Since Saluda Trail began piloting a new grading policy that allows students to re-take tests so long as they first re-learn the material, things have changed.
When most of her class scores below 85 percent on a test, Madden re-teaches the lesson before giving the test again. When just a few students fall under 85, they get extra practice and tutoring before they re-take the test.
"I'm seeing the light bulbs come on for these kids," Madden said. "I see value in my work now that I haven't seen."
Madden was one of several teachers who shared thoughts at a Monday school board meeting about a yearlong effort in which a group of 40 teachers has been exploring how to standardize grading across the district's five middle schools and three high schools.
It's a "work in progress" that district officials don't expect to recommend for board approval any time soon.
The teacher committee drafted rules that Saluda Trail is testing along with South Pointe High. Based on results at those campuses and feedback from teachers and parents, district leaders expect to write a new grading policy, on which the school board eventually would vote. The draft rules emphasize "mastery" learning, which stresses understanding content and moves away from penalizing students for taking longer to learn.
Teachers at Monday's meeting elaborated on the components:
Let all students re-take tests, so long as they re-learn the material first. Cheaters too, but they're docked 20 percent and a written administrative referral. That doesn't apply to standardized tests such as the PASS and the SAT.
The premise is simple: A teacher's job is to educate students, who take tests to show how much they learned. If a test grade shows they haven't mastered the lesson, then re-teach them and test them again. If they prove they learned, give them credit.
Homework can account for up to 10 percent of a student's final grade.

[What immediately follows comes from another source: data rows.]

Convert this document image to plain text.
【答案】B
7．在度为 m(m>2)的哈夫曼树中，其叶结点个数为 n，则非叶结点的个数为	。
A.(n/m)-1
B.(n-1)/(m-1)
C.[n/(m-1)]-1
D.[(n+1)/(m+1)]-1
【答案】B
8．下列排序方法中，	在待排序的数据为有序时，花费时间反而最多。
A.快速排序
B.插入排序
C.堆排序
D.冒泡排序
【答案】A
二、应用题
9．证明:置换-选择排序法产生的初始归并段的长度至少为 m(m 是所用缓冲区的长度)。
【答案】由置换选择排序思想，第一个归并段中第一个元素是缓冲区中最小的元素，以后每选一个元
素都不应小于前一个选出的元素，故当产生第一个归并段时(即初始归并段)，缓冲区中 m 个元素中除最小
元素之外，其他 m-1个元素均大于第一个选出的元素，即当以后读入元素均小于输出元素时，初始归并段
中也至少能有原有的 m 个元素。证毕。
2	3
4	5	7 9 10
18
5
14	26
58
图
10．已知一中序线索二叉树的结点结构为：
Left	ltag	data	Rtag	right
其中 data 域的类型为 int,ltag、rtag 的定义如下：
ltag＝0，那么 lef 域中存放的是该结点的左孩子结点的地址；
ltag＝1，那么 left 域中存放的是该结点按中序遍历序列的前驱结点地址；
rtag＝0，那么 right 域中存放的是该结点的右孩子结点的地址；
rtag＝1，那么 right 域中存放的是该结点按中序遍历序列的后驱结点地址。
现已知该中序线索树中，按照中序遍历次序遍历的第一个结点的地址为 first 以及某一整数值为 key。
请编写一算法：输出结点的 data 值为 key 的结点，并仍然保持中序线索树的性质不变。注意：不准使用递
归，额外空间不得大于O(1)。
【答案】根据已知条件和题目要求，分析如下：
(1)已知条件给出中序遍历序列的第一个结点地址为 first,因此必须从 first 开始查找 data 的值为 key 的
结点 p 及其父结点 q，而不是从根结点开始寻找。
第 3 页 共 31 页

Eliminate zero. Under the draft rules, the lowest a student can score on an assignment, even if he doesn't turn it in, is 40 out of 100. A score of 69 or below is an 'F.'
The idea is to stress learning over grades, ensuring success is never so far out of a student's reach that she gives up.
While, critics counter that it waters down education and sets up students for future failure, when poor performance could cost a job, Director of Secondary Education Sheila Huckabee said that report card grades are often rounded to 61 or 50. Giving students who put forth no effort a 40 is actually tougher on them, she said.
School board members said they have been receiving complaints from parents, worried the new rules are unfair, and teachers concerned that they won't be able to keep up with so many re-tests.
Officials said they plan to consider those concerns and others as they tweak the draft rules.
Superintendent Lynn Moody said the effort makes for a contentious but constructive debate.
"This is really about people's core values of teaching and learning, not just grading," she said.
Moody wants to gain support for the idea before asking the school board to vote on changing the grading policy.
"We're trying to build momentum and buy-in," Huckabee said.
In January, the seven-member school board will appoint two members to join the grading policy committee.
School board member Jane Sharp has already volunteered.